Does it also contains countless NSFW content?
Opened the live demo, went into programming subreddit, felt like I was showered with liquid shit. I tend to forget what kind of edgelord hellhole Reddit was (and stil is sometimes).
I want to do the same thing for tiktok. I have 5k videos starting from the pandemic downloaded. want to find a way to use AI to tag and categorize the videos to scroll locally.
This is a great way to participate in arguments you missed three years ago.
_Hacker News collectively grabs the dataset to train their models on how to become effective reddit trolls_
Don’t we have enough of those already? ;)
the API and MCP server is very powerful ;)
Appreciated.
EDIT: Is there any cheap way to search? I have MS TechNet archive which is useless without search, so I realky want to know a way to have a cheap local search w/o grepping everyting.
redd-archiver uses postgres full text search. for static search you could use lunr.js
Did you pay all the people who created its content?

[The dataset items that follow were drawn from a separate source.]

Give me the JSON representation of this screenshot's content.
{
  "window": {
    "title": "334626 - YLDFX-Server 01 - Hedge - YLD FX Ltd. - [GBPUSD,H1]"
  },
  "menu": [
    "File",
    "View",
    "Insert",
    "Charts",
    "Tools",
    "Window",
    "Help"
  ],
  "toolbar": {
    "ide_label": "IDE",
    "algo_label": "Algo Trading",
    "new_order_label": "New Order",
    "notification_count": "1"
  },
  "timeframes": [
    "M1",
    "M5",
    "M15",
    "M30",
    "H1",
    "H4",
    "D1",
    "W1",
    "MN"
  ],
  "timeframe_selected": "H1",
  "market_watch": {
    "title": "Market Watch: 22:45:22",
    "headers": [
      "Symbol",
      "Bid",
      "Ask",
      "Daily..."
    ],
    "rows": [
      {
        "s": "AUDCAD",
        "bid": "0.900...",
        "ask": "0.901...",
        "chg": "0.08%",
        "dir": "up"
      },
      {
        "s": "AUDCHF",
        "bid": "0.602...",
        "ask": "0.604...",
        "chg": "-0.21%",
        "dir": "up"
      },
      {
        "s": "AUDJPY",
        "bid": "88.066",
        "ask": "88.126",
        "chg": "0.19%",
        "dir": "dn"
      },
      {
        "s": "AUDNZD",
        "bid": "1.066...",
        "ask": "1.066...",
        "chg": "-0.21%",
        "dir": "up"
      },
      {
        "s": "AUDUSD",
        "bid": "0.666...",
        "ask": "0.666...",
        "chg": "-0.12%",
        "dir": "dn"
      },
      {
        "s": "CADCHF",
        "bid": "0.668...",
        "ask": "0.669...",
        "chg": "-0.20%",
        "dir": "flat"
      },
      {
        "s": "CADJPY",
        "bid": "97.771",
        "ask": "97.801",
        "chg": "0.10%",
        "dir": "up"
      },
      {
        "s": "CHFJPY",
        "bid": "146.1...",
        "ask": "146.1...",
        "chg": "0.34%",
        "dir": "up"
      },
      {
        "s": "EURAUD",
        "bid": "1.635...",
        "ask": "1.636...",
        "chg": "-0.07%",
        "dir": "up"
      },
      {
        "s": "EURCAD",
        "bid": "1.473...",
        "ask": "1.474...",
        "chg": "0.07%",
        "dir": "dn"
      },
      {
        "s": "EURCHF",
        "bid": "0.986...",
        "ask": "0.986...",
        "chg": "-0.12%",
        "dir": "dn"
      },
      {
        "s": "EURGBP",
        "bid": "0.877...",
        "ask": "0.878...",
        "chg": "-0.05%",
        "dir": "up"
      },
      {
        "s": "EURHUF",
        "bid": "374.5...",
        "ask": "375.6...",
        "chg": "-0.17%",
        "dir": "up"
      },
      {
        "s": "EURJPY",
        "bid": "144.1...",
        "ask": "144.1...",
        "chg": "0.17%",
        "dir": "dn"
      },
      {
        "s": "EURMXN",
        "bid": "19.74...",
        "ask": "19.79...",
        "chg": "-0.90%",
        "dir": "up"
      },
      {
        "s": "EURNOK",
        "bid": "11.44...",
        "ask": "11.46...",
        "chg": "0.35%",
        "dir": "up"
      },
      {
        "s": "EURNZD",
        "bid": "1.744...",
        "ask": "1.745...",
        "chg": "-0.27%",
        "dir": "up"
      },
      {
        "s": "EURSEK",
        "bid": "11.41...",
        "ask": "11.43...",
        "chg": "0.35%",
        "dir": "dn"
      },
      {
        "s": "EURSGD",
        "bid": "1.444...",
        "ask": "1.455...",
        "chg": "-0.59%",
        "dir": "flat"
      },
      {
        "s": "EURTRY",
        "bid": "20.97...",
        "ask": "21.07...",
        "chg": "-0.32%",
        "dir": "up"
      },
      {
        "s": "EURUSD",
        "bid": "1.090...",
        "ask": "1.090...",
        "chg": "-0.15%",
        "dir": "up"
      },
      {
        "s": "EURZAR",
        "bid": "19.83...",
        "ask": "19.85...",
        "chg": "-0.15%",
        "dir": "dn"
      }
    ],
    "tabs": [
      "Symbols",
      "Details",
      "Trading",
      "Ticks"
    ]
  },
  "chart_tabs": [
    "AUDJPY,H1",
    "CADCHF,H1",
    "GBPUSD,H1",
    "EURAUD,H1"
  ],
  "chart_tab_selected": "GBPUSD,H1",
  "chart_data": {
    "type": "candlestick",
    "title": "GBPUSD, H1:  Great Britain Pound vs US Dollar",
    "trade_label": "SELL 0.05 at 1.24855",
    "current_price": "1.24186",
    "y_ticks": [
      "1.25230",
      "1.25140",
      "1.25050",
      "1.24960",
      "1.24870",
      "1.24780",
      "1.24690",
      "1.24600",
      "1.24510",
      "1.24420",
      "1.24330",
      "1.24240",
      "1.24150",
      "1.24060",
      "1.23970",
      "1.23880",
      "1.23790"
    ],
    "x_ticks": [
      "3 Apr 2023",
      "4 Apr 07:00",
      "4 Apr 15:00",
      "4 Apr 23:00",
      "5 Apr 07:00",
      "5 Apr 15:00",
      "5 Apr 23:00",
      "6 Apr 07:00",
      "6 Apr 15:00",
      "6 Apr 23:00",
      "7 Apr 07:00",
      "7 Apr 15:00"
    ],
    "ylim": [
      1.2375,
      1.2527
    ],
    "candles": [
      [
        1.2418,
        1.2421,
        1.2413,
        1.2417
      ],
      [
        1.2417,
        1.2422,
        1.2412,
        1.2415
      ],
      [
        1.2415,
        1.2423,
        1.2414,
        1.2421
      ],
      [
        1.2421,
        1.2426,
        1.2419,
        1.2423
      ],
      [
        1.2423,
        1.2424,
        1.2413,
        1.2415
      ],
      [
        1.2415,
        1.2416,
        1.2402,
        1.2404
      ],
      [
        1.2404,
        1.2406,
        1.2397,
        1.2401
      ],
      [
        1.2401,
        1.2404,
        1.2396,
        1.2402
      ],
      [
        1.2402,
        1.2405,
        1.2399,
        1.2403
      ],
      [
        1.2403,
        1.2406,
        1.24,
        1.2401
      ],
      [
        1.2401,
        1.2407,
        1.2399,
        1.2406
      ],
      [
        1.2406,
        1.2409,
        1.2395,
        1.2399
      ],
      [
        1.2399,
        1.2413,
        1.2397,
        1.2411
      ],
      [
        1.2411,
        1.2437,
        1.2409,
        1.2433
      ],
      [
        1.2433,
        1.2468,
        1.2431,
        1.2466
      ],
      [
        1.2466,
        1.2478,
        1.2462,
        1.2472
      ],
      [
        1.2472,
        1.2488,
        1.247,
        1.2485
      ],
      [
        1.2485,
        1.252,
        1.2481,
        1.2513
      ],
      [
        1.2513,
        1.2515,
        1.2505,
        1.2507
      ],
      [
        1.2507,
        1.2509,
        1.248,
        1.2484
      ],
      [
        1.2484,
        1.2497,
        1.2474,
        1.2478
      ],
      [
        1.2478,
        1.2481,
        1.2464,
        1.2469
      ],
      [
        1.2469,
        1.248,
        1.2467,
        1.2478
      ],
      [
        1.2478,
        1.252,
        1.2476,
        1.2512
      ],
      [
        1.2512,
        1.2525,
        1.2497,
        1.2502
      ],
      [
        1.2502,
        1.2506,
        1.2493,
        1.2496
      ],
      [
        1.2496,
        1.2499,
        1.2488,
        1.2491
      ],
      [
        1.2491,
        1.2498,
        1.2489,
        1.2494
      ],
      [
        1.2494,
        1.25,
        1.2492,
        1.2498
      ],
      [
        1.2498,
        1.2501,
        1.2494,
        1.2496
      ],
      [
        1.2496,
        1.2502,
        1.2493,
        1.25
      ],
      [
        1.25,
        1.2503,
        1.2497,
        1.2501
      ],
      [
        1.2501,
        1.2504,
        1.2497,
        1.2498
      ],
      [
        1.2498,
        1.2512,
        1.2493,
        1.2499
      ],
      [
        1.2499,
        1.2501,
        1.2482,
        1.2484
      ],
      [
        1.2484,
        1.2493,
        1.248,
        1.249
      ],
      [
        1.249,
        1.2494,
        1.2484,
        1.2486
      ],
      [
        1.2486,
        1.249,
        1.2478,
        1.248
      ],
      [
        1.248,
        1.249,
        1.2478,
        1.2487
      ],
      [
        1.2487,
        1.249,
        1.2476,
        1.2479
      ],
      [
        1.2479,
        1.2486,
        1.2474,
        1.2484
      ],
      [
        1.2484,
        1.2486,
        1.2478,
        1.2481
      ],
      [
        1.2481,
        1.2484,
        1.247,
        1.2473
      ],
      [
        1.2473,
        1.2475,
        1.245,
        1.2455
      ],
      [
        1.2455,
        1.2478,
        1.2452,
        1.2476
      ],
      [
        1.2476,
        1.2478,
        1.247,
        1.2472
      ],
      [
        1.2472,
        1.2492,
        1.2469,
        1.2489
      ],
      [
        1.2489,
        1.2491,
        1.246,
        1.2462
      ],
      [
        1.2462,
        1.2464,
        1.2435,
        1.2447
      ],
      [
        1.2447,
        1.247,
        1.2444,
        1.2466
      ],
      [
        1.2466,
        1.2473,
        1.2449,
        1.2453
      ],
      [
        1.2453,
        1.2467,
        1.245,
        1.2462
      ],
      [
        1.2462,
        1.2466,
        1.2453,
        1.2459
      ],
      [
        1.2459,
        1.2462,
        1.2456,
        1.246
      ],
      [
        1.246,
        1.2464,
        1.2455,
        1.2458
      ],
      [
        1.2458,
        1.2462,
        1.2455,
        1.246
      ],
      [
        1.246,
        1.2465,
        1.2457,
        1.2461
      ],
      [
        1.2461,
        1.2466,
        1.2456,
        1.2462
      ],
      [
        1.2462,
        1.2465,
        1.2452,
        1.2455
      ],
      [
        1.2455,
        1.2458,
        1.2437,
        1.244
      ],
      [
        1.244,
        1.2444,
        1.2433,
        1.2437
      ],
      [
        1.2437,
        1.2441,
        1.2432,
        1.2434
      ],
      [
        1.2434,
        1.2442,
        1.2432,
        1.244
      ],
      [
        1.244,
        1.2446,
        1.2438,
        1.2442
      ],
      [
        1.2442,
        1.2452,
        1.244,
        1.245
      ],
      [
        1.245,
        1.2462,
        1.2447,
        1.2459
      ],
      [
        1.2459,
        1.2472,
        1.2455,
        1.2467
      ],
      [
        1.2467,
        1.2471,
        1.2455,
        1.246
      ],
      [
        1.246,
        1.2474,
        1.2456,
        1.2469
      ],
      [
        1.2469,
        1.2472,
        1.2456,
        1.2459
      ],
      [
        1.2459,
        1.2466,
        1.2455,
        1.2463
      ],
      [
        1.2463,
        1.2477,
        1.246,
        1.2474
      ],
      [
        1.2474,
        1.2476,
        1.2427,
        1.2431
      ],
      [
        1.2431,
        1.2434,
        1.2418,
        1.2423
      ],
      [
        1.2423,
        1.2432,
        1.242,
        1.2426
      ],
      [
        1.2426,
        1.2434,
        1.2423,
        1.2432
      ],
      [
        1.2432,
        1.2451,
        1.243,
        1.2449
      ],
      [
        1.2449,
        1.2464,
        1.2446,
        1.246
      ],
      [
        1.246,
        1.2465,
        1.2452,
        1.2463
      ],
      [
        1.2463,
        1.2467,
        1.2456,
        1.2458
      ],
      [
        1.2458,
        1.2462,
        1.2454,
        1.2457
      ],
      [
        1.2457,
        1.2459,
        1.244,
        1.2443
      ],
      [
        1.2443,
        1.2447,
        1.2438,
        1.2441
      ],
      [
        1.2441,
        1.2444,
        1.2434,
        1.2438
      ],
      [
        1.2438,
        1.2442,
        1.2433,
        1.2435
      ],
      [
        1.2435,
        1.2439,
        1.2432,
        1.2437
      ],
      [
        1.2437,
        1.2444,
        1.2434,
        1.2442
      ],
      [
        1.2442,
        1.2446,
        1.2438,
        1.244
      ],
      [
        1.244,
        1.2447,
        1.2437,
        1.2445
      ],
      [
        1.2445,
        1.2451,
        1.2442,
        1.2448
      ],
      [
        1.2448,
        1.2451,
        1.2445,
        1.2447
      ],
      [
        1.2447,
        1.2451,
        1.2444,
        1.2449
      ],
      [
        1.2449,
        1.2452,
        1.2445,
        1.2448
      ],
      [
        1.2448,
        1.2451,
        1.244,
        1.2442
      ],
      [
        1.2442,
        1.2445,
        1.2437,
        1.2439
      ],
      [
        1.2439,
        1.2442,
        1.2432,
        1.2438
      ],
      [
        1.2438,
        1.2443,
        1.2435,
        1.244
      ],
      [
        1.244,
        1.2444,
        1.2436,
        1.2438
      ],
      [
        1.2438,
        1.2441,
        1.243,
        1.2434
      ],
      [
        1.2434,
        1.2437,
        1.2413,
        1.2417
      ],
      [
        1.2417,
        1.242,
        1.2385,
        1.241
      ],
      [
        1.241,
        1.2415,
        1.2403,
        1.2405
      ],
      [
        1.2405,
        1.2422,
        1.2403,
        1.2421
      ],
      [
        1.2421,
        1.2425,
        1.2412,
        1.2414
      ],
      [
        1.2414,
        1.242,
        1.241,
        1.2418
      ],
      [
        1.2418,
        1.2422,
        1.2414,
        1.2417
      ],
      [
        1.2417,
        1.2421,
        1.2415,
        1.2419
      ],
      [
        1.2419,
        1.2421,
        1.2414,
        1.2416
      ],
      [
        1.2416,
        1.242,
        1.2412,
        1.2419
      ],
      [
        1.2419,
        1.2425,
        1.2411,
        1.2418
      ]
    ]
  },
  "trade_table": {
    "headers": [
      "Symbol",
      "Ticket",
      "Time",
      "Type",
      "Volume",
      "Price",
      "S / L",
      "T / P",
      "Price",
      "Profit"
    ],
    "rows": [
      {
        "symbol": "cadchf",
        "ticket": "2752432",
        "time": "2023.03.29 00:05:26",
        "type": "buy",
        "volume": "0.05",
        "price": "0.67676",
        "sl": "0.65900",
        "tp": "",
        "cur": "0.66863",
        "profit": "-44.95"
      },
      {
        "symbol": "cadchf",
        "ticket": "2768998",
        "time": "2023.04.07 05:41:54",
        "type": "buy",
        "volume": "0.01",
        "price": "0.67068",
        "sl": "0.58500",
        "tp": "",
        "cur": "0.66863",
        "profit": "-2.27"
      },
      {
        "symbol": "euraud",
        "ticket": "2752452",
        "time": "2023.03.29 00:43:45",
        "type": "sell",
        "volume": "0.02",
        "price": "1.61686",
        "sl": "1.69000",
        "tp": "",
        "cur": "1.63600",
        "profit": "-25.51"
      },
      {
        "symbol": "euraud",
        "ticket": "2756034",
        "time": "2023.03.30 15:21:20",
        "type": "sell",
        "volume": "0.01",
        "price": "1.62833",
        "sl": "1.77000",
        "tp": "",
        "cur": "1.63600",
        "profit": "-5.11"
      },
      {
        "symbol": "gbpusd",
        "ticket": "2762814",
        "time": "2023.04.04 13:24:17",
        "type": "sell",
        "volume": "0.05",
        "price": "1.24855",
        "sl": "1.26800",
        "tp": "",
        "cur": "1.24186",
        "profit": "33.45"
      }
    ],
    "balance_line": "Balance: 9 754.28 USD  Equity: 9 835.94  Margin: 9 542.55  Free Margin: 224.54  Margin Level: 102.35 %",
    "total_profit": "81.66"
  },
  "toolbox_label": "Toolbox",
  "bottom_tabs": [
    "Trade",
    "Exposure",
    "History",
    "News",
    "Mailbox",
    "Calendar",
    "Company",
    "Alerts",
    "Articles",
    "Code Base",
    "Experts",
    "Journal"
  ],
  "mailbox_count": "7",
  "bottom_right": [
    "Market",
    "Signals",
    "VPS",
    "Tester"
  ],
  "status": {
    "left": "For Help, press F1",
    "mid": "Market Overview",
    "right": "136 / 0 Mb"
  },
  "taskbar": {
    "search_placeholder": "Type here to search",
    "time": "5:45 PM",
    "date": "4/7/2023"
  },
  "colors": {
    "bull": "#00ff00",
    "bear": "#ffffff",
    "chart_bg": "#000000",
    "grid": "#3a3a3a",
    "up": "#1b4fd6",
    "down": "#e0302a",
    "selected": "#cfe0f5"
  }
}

Did anyone ever comment on reddit with an expectation of pay?
It's an open forum - similar to here, whatever I post I it's in the public forum and therefore I expect it to be used / remixed however anyone wants.
> Did anyone ever comment on reddit with an expectation of pay?
Maybe Gallowboob
That's a name I haven't seen in a LONG time.
I have no problem with this being downloaded for personal use, in fact that's a good thing. But of course we both know it'll be used to train AI.
Reddit didn't pay me for posting either. Not that I posted in the last decade.